İleri sürülen temel tezler özetle şöyledir: Birincisi, Rus Devrimi yirminci yüzyılın en önemli olayıdır; ikincisi, insanlığın yirmi birinci yüzyılda karşı karşıya olduğu küresel krizin ilerici bir temelde (yani, kapitalist sisteme son verilmesi, işçilerin iktidarının kurulması ve dünya ekonomisinin sosyalist bir temelde demokratik, eşitlikçi ve bilimsel örgütlenmesi yoluyla) çözülebilmesi için, bu devrimin derslerinin incelenmesi gereklidir.

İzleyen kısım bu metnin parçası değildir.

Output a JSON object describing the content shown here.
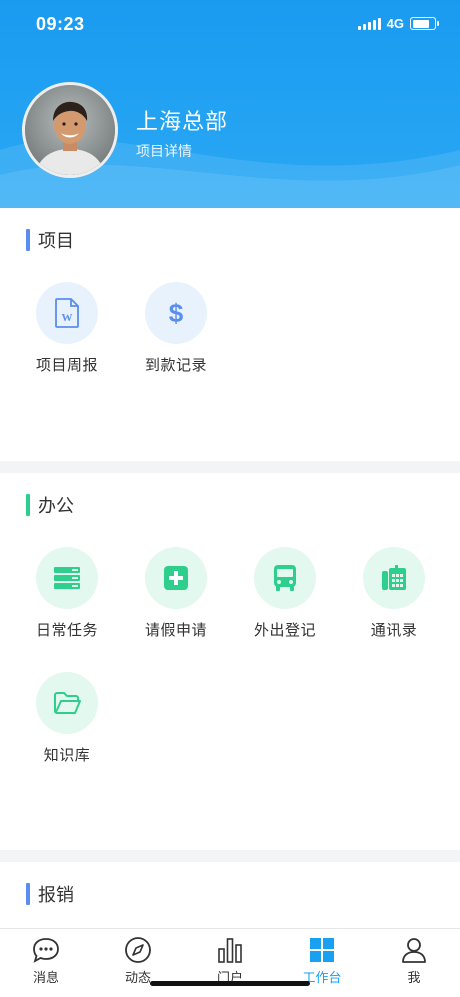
{
  "status": {
    "time": "09:23",
    "network": "4G",
    "battery_level": 0.8
  },
  "header": {
    "org_name": "上海总部",
    "subtitle": "项目详情"
  },
  "sections": {
    "project": {
      "title": "项目",
      "accent": "#5b8def",
      "items": [
        {
          "label": "项目周报",
          "icon": "word-doc-icon"
        },
        {
          "label": "到款记录",
          "icon": "dollar-icon"
        }
      ]
    },
    "office": {
      "title": "办公",
      "accent": "#2ecf8c",
      "items": [
        {
          "label": "日常任务",
          "icon": "task-list-icon"
        },
        {
          "label": "请假申请",
          "icon": "plus-square-icon"
        },
        {
          "label": "外出登记",
          "icon": "bus-icon"
        },
        {
          "label": "通讯录",
          "icon": "phone-book-icon"
        },
        {
          "label": "知识库",
          "icon": "folder-icon"
        }
      ]
    },
    "reimburse": {
      "title": "报销",
      "accent": "#5b8def"
    }
  },
  "tabbar": {
    "active": "工作台",
    "items": [
      {
        "label": "消息",
        "icon": "chat-bubble-icon"
      },
      {
        "label": "动态",
        "icon": "compass-icon"
      },
      {
        "label": "门户",
        "icon": "bar-chart-icon"
      },
      {
        "label": "工作台",
        "icon": "grid-icon"
      },
      {
        "label": "我",
        "icon": "user-icon"
      }
    ]
  },
  "colors": {
    "header_blue": "#1a9bf0",
    "active_tab": "#1aa0f0",
    "office_green": "#2ecf8c",
    "project_blue": "#5b8def"
  }
}
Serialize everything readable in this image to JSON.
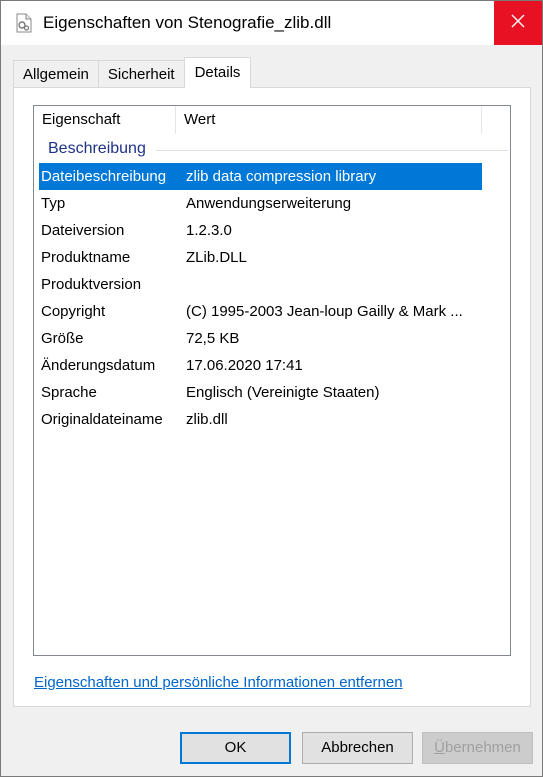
{
  "window": {
    "title": "Eigenschaften von Stenografie_zlib.dll",
    "close_icon": "close-icon",
    "file_icon": "dll-file-icon"
  },
  "tabs": [
    {
      "label": "Allgemein",
      "active": false
    },
    {
      "label": "Sicherheit",
      "active": false
    },
    {
      "label": "Details",
      "active": true
    }
  ],
  "details": {
    "columns": [
      "Eigenschaft",
      "Wert"
    ],
    "group": "Beschreibung",
    "rows": [
      {
        "key": "Dateibeschreibung",
        "value": "zlib data compression library",
        "selected": true
      },
      {
        "key": "Typ",
        "value": "Anwendungserweiterung"
      },
      {
        "key": "Dateiversion",
        "value": "1.2.3.0"
      },
      {
        "key": "Produktname",
        "value": "ZLib.DLL"
      },
      {
        "key": "Produktversion",
        "value": ""
      },
      {
        "key": "Copyright",
        "value": "(C) 1995-2003 Jean-loup Gailly & Mark ..."
      },
      {
        "key": "Größe",
        "value": "72,5 KB"
      },
      {
        "key": "Änderungsdatum",
        "value": "17.06.2020 17:41"
      },
      {
        "key": "Sprache",
        "value": "Englisch (Vereinigte Staaten)"
      },
      {
        "key": "Originaldateiname",
        "value": "zlib.dll"
      }
    ],
    "selection_color": "#0078d7"
  },
  "remove_link": "Eigenschaften und persönliche Informationen entfernen",
  "buttons": {
    "ok": "OK",
    "cancel": "Abbrechen",
    "apply_prefix": "Ü",
    "apply_rest": "bernehmen"
  },
  "colors": {
    "close_button": "#e81123",
    "link": "#0066cc",
    "group_header": "#1e3287"
  }
}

Ekim Devrimi, Rusya’daki işçilerin ve ezilen kitlelerin 1917’deki muazzam toplumsal başkaldırısının doruk noktasıydı. Bu devrim, şu temel anlamda benzersizdi ve öyle olmaya devam etmektedir: Ekim Devrimi, bir uluslararası sosyalist programa ve perspektife dayanan Marksist bir partinin önderliğinde işçi sınıfı tarafından bilinçli bir şekilde gerçekleştirilmiş tek devrimdi ve hâlâ öyledir.

İzninizle, 2017 Mart ayında verdiğim ve Rus Devrimi’ni Neden İncelemeliyiz?’in birinci cildinde yayımlanan ilk konferansımdan alıntı yapmak istiyorum:

Rus Devrimi’nin, bilimsel toplumsal düşüncenin gelişimindeki son derece önemli bir bölüm olarak ciddi bir şekilde incelenmesi gerekir. Bolşeviklerin 1917’deki tarihsel başarısı, bilimsel maddeci felsefe ile devrimci pratik arasındaki asli ilişkiyi hem kanıtlamış hem de gerçeğe dönüştürmüştür.[2]

Bolşevik Parti’nin evrimi, Lenin’in Ne Yapmalı?’daki, “devrimci teori olmadan devrimci hareket olamaz” tespitini doğruluyordu. Lenin’in sürekli vurguladığı gibi, Marksizm, klasik Alman idealizminin, özellikle de Hegel’in idealizminin gerçek kazanımlarını (yani diyalektik mantık ve tarihsel olarak gelişen toplumsal pratiğin nesnel gerçekliğin kavranmasındaki etkin rolünün kabulü) yeniden işlemiş ve özümsemiş olan felsefi maddeciliğin en gelişmiş biçimidir.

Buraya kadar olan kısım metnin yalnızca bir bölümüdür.